By Haley Edmonson
Sitting down for the girls writing circle that I help lead every Monday up at Rothenberg, the energy is soaring as my kids greet me and find their name tags. Fighting over who gets to sit next to me and talking about the drama from their day at school, they bring a big smile to my face as they always find something to compliment me on. The whole goal of the circle is to give the fourth to sixth grade girls in the after school program at Rothenberg a safe space to talk about challenges but also to lift up one another. I always leave surprised with their maturity and kindness for their age as somehow they always find a way to make me feel safe and lift me up as well.
But my positive outlook is not one commonly upheld within the community nor would the state of Ohio or Department of Education would reciprocate. Rothenberg has recently received yet another “F” on the state’s education report card, deemed solely on state test scores. Printed boldly on the Ohio Department of Education’s website are the words “Great things are happening in Ohio schools!” yet the blaring red letter grade on the school overview’s page makes that statement hard to believe. The report card has now set the tone for the school year and Principal Alena Smith’s first year as the head of the school.
The fact is, Rothenberg’s demographics already set their students and school as a whole to fail in the eyes of the Department of Education. Ninety-nine percent of students at Rothenberg are in low-income households and ninety-five percent are African-American. Our current system fails them through inequitable funding.
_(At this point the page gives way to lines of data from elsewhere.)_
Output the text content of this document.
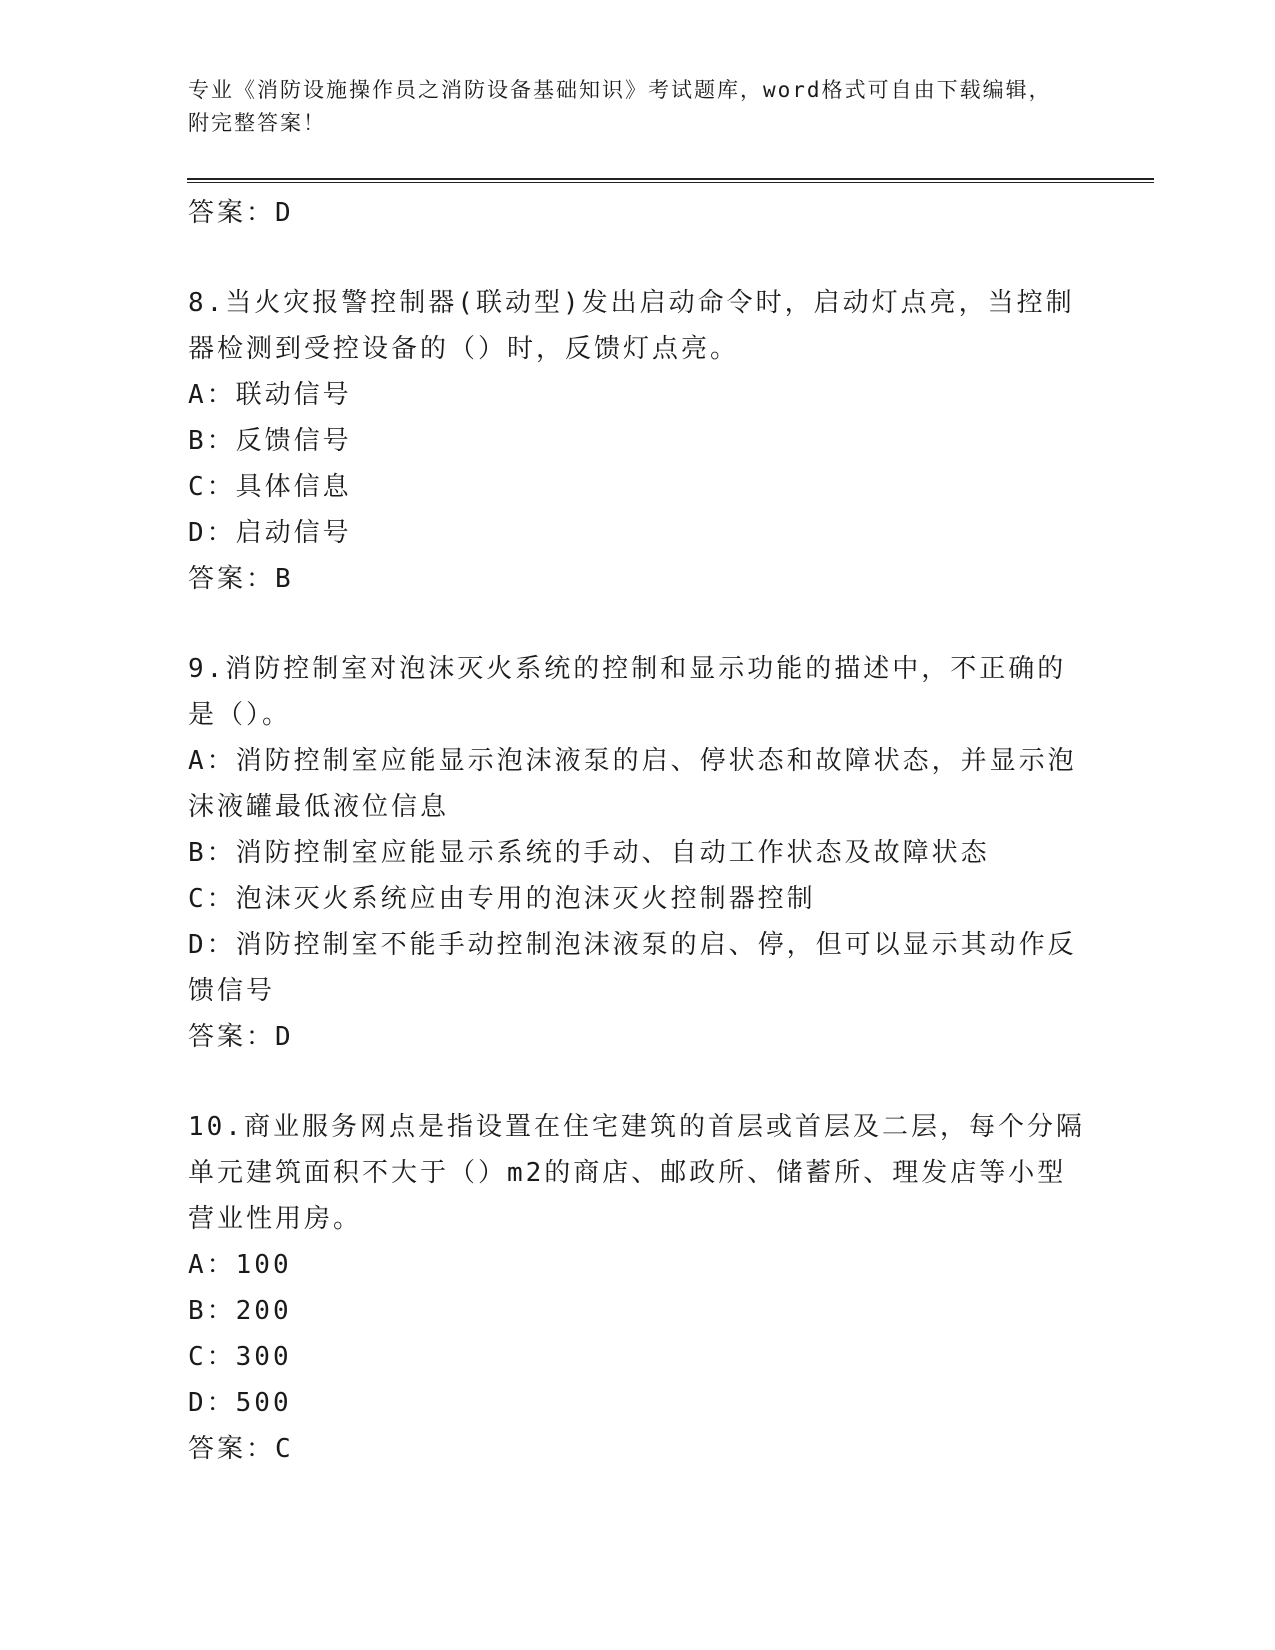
专业《消防设施操作员之消防设备基础知识》考试题库，word格式可自由下载编辑，附完整答案！

答案：D

8.当火灾报警控制器(联动型)发出启动命令时，启动灯点亮，当控制器检测到受控设备的（）时，反馈灯点亮。

A：联动信号

B：反馈信号

C：具体信息

D：启动信号

答案：B

9.消防控制室对泡沫灭火系统的控制和显示功能的描述中，不正确的是（）。

A：消防控制室应能显示泡沫液泵的启、停状态和故障状态，并显示泡沫液罐最低液位信息

B：消防控制室应能显示系统的手动、自动工作状态及故障状态

C：泡沫灭火系统应由专用的泡沫灭火控制器控制

D：消防控制室不能手动控制泡沫液泵的启、停，但可以显示其动作反馈信号

答案：D

10.商业服务网点是指设置在住宅建筑的首层或首层及二层，每个分隔单元建筑面积不大于（）m2的商店、邮政所、储蓄所、理发店等小型营业性用房。

A：100

B：200

C：300

D：500

答案：C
Since the property taxes determine the funding available to public schools, low-income neighborhoods will receive significantly lower amounts of funding than their high-income counterparts causing a large disparity between educational systems.
Even as the demographics of the community of Over-the-Rhine has changed, the school’s have not despite some of the higher property taxes. Schools have also seen millions of dollars taken out of education, as the bounty of tax abatements for development directly affects their funding. Privileged families take their children outside of the city for education and take their sum of tax money with them to their new respective schools. They would say they don’t have their kids go to Rothenberg because it’s a “failing” school. Yet anyone working within the walls of Rothenberg would tell you that they are a community, providing services far beyond other schools in the district to ensure the success of not only their students, but their entire families.
Ms. Dorothy is a long time community member that has worked within the schools’ walls for years and has had all of her children and now grandchildren attend. She is satisfied with the results that Rothenberg is producing despite the adversity they are facing and is proud of who her kids have become with the help of this schools’ education. One of her kids is in fact now a teacher there themselves. Ms. Dorothy volunteers and runs the Parent Resource Center there, providing support in every realm possible from housing, to food, to a comforting hug. This resource center, is not only valuable supplying resources to the deficits within the school, but is also entirely unique to Rothenberg. No other school in Cincinnati Public Schools assesses and assists the student’s needs outside of the classroom that affects their education. No other school has a strong parent base looking out for the interest of all of the students, not just their own.
So is it fair to label our schools like Rothenberg and the students that learn within its walls “failing?” It’s important to acknowledge that this grade based exclusively off of test scores isn’t necessarily fair nor shows the other positive things happening. It doesn’t convey the compassion of the teachers and staff for their students and families. It doesn’t communicate the other real-world lessons they have learned from a young age regarding personal hardships and community adversities. Rothenberg offering the services and caring community to allow students to achieve their greatest heights, in of itself is spectacular.
What’s happening in Rothenberg is a story happening in many schools and contributing to the idea that public schools just don’t suffice anymore. The failing school rhetoric radiating in our nation has contributed to the rise of charters, magnets, and private schools, pulling sums of money out of the public education system. In turn this has made education for low-income students less attainable as now some neighborhood schools like St. Francis Seraph School, are no longer free. Rothenberg is now the only neighborhood public elementary school as development and the Department of Education has shut the remainder down despite some of their outstanding marks.
What is now the Peaslee Neighborhood Center, used to be a neighborhood elementary school, and was considered one of the best schools in Cincinnati despite the bad connotation the city had of the community surrounding it. Talking to a student teacher within St. Francis Seraph now, she mentions that her students are fearful that something will happen and they will no longer be able to attend the private school, meaning they would have to go to the “failing” Rothenberg. Our students believing the notion that our public schools aren’t good enough and should have to pay to receive a “better” education, shows the dangerous effects of the failing school rhetoric.
While test scores can make important assessments, they don’t assess everything that our schools have to offer and other learning equally imperative to our students and society. The state doesn’t see my girl’s explaining to me the importance of loving yourself and standing up for what’s right. The state doesn’t see one of my girl’s whispering to another, “I think you are beautiful” after questioning her beauty. The state doesn’t see one of my girl’s struggling to stay awake and participate in a circle she loves because she didn’t sleep last night for one of the various struggles that cause a lot of our kids are unable to come to school with a good night’s rest. Their test scores might not be where they should be, but the resilience and the kindness exuding from these students that can’t be measured makes them more successful than other kids in “A” rated schools. The Ohio Department of Education might say Rothenberg is failing, but the City of Cincinnati and the Department of Education is failing Rothenberg.